2. Probability = (1/2*10*20/7) / (1/2*10*4) = (100/7) / 20 = 5/7.

niksworth on August 31st, 2010 at 5:55 am

The region T is defined as area bounded by points O(0,0), A(10,0) and B(0,4).

Let the straight line y=x intersect AB at P. Then the area in region T where x>y will be triangle OPA.

Since we know A(10,0) and B(0,4), equation of straight line AB is :

y = -0.4x + 4.

Solving with y=x, we get the coordinates of P as (20/7,20/7).

The required region where x>y is the region bounded by OPB.

Thus required probability = Area of OPB/Area of OAB.

Now, Area of OPB = 1/2 * Base * Height = 1/2*10*20/7 = 100/7

Area of OAB = 1/2 * Base * Height = 1/2*10*4 = 20.

Thus required probability = Area of OPB/Area of OAB = 5/7.

niksworth on August 31st, 2010 at 5:58 am

Oops, Error in naming points.

Area of OPA = 1/2 * Base * Height = 1/2*10*20/7 = 100/7

Area of OAB = 1/2 * Base * Height = 1/2*10*4 = 20.

Required probability = Area of OPA/Area of OAB = 5/7.

Swarna on August 31st, 2010 at 2:38 pm

Yes.. The answer is 5/7 for this.

The coordinates given form a right angle triangle , with one vertex at origin, one at x axis and one at y axis.

the area of this triangle = 1/2 * 10 * 4 = 20 units.

now, we now that if we draw a line which passes through points (0,0) , (1,1), (2,2) .. then all points below this line will have x co-ordinate greater than y co-ordinate. so if compute the area of the triangle formed by the above line , x axis , and the hypotenuse of the triangle can give us the area in which x co-ordinate will always be greater than y co-ordinate.
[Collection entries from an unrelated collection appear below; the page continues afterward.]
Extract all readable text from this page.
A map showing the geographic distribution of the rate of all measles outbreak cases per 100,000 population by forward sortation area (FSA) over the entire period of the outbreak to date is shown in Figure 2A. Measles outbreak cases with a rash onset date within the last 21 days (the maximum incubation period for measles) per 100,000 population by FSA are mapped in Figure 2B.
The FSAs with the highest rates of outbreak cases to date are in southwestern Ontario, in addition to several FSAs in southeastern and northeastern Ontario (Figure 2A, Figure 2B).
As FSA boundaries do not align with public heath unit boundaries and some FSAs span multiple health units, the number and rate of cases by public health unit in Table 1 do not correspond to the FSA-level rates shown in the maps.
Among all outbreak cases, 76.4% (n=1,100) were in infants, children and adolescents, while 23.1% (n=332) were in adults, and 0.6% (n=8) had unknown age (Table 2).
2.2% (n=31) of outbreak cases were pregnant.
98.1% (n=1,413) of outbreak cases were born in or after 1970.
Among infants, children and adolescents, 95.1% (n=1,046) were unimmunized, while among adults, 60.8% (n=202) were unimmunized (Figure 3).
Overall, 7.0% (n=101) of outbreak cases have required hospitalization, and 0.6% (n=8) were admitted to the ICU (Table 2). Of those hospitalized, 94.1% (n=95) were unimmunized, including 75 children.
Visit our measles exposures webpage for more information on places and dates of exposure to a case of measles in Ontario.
OK.

so to compute - we know the base = 10

height = ?

to compute the height, we need to compute the intersection point of line y =x and line joining the points (10,0) & (0,4). the intersection point will be (20/7, 20/7).

so here comes the height = 20/7

area of the traingle = 1/2 * 10 * 20 / 7 = 100 /7

probability = chances in favour / total chances = (100/7) / 20

= 5/7

so the answer 5/7 as given my many others also, seem correct to me.